Several methods of uretero-ileal implantation have been presented with different rates of success. In Table 1 we present the results of different types of uretero-ileal anastomosis commonly used by urologists.

The theoretical benefit of reflux prevention is lost if the ureteral implantation technique has a high rate of stricture formation. The ideal ureteroenteric anastomosis would be easy to construct and have a low incidence of stenosis. In general, the literature supports the notion that the risk of ureteral obstruction after a non-refluxing anastomosis is approximately twice that following a direct anastomosis [25].

In our series, the uretero-ileal anastomosis was performed in a simple direct end-to-side fashion to the chimney. The anti-reflux mechanism was done in the ileal valve segment below the chimney. In this way, we achieve an anti-reflux mechanism that has the same incidence of stenosis as the direct implantation methods.

The wider lumen and relatively thick wall of the ileum in comparison to the ureter explain why stenosis is unlikely to occur in the valve segment.

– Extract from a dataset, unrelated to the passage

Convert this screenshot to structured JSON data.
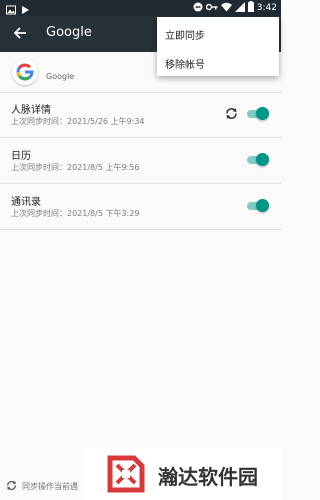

In this way, we have an efficient anti-reflux mechanism 92% (one refluxing patient out of 12 (8%)) with the same expected percent of stenosis as a direct anastomosis (0% in our series). These results are comparable to the most popular anti-reflux methods mentioned above. A study with more patient numbers and longer followup is underway.

5. Conclusions

Based on our early data, we believe that the flat-segment uretero-ileal anastomosis technique for reflux prevention in orthotopic ileal bladder substitutes is simple, easy to learn and carries no additional morbidity to a standard refluxing uretero-ileal anastomosis, but has the advantage of effective reflux prevention. The technique deserves further evaluation through larger number of patients and longer periods of followup.